Towards the end of the meeting, Hopkins made an impassioned appeal for the Soviets to allow the ‘freedoms’ so dear to the Atlantic Charter – freedom of speech, assembly and religion – to be allowed
in the newly occupied territories. And in his response Stalin once again played with Hopkins, saying that ‘in regard to the specific freedoms mentioned by Mr Hopkins, they could only be applied… with certain limitations’. Eventually, a ‘compromise’ of sorts was agreed – with five Poles from outside joining the new provisional government – something that was far from the ideal that Roosevelt and Churchill had hoped for in the immediate aftermath of Yalta.

The harsh reality was that Stalin and the Soviets were in possession of Poland and most of the other countries bordering the Soviet Union. And the Western powers could do little about it – a reality that was brought crushingly home to all concerned at the final conference of the three powers, held in the Soviet-occupied part of Germany.

THE POTSDAM CONFERENCE

In the wake of the destruction of Nazi Germany, the three Allied leaders agreed to meet in leafy Potsdam, just outside Berlin and the site of the grand palace of Frederick the Great. The location was symbolic not just of the subjugation of Germany but of the dominant role of the Soviets within eastern Europe. As at Yalta, it was the Soviet authorities who organized this conference. It is significant that at no point in the war or its aftermath did Stalin ever travel to a meeting that his own security forces did not oversee. As he knew, the more powerful the person, the more others travel to be in their presence.

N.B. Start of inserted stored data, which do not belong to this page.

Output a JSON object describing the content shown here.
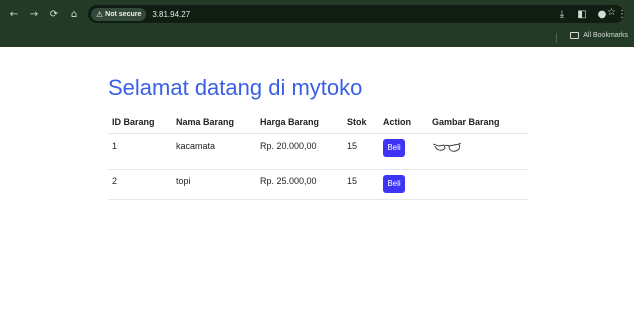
{
  "browser": {
    "security_label": "Not secure",
    "url": "3.81.94.27",
    "bookmarks_label": "All Bookmarks"
  },
  "page": {
    "title": "Selamat datang di mytoko"
  },
  "table": {
    "headers": [
      "ID Barang",
      "Nama Barang",
      "Harga Barang",
      "Stok",
      "Action",
      "Gambar Barang"
    ],
    "rows": [
      {
        "id": "1",
        "name": "kacamata",
        "price": "Rp. 20.000,00",
        "stock": "15",
        "action": "Beli",
        "image": "glasses-icon"
      },
      {
        "id": "2",
        "name": "topi",
        "price": "Rp. 25.000,00",
        "stock": "15",
        "action": "Beli",
        "image": ""
      }
    ]
  },
  "colors": {
    "browser_chrome": "#223a26",
    "title": "#3a5fe5",
    "button": "#3d34f5"
  }
}
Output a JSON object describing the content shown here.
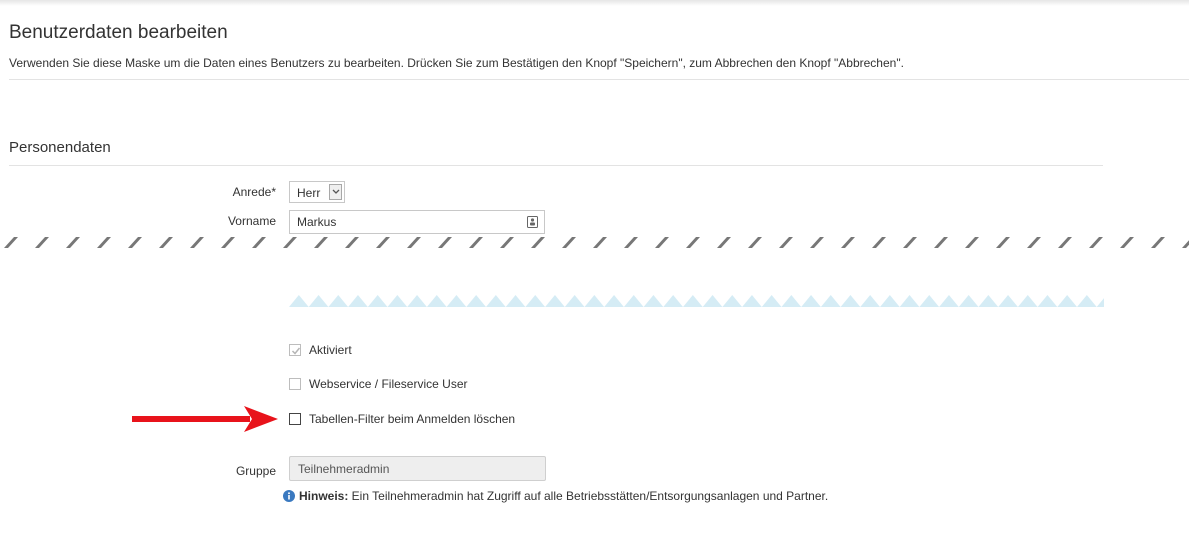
{
  "page": {
    "title": "Benutzerdaten bearbeiten",
    "description": "Verwenden Sie diese Maske um die Daten eines Benutzers zu bearbeiten. Drücken Sie zum Bestätigen den Knopf \"Speichern\", zum Abbrechen den Knopf \"Abbrechen\"."
  },
  "section": {
    "title": "Personendaten"
  },
  "fields": {
    "anrede": {
      "label": "Anrede*",
      "value": "Herr",
      "icon": "chevron-down-icon"
    },
    "vorname": {
      "label": "Vorname",
      "value": "Markus",
      "icon": "contact-card-icon"
    },
    "gruppe": {
      "label": "Gruppe",
      "value": "Teilnehmeradmin"
    }
  },
  "checkboxes": {
    "aktiviert": {
      "label": "Aktiviert",
      "checked": true,
      "disabled": true
    },
    "webservice": {
      "label": "Webservice / Fileservice User",
      "checked": false,
      "disabled": true
    },
    "tabellen_filter": {
      "label": "Tabellen-Filter beim Anmelden löschen",
      "checked": false,
      "disabled": false
    }
  },
  "hint": {
    "icon": "info-icon",
    "label": "Hinweis:",
    "text": " Ein Teilnehmeradmin hat Zugriff auf alle Betriebsstätten/Entsorgungsanlagen und Partner."
  },
  "annotation": {
    "icon": "red-arrow-icon",
    "color": "#e8131b"
  },
  "colors": {
    "info": "#3a79c0",
    "cut_edge_top": "#777777",
    "cut_edge_bottom": "#d5ecf5"
  }
}
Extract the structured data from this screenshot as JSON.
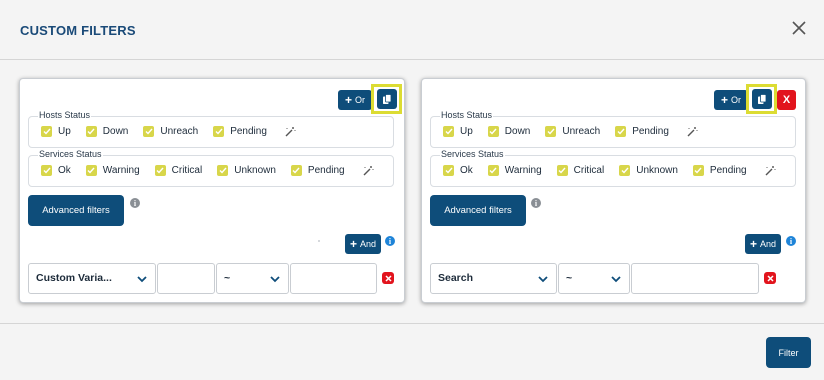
{
  "dialog": {
    "title": "CUSTOM FILTERS",
    "filter_label": "Filter"
  },
  "icons": {
    "close": "close-icon",
    "copy": "copy-icon",
    "wand": "magic-wand-icon",
    "info": "info-icon",
    "chevron": "chevron-down-icon"
  },
  "colors": {
    "primary": "#0e4d7a",
    "checkbox": "#d8d64a",
    "danger": "#e2141d",
    "highlight": "#dcdc33",
    "info": "#1e84d8"
  },
  "groups": [
    {
      "or_label": "Or",
      "hosts_status": {
        "legend": "Hosts Status",
        "options": [
          "Up",
          "Down",
          "Unreach",
          "Pending"
        ]
      },
      "services_status": {
        "legend": "Services Status",
        "options": [
          "Ok",
          "Warning",
          "Critical",
          "Unknown",
          "Pending"
        ]
      },
      "advanced_label": "Advanced filters",
      "and_label": "And",
      "condition": {
        "field": "Custom Varia...",
        "operator": "~",
        "value": ""
      }
    },
    {
      "or_label": "Or",
      "delete_label": "X",
      "hosts_status": {
        "legend": "Hosts Status",
        "options": [
          "Up",
          "Down",
          "Unreach",
          "Pending"
        ]
      },
      "services_status": {
        "legend": "Services Status",
        "options": [
          "Ok",
          "Warning",
          "Critical",
          "Unknown",
          "Pending"
        ]
      },
      "advanced_label": "Advanced filters",
      "and_label": "And",
      "condition": {
        "field": "Search",
        "operator": "~",
        "value": ""
      }
    }
  ]
}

At Yalta it had been agreed that Berlin would be divided into sectors, with each of the four powers (France was the fourth) controlling one area of the city. And it was clear to Ingrid Schüler, the teenager who in the early days of the Soviet occupation had hidden from potential Soviet rapists in the attic of the family flat, that ‘there were two completely different worlds – [the world of] the Russians and [the world of] the Western Allies…because Wannsee [a nearby suburb of Berlin] was occupied by the Americans. We could see how wonderful it was. They got along
[with the locals], they chatted with one another. It was wonderful – the streets were safe, people weren't afraid’. As far as Ingrid was concerned, ‘this alliance’ between these ‘two worlds’ was ‘incomprehensible’. ‘In the East [there was] no democracy…it was well known that they had no say, everything was imposed on them, they were told what to do, they had no freedom at all. It was common knowledge that many people were deported even at the time…. And on the other side, that was freedom’.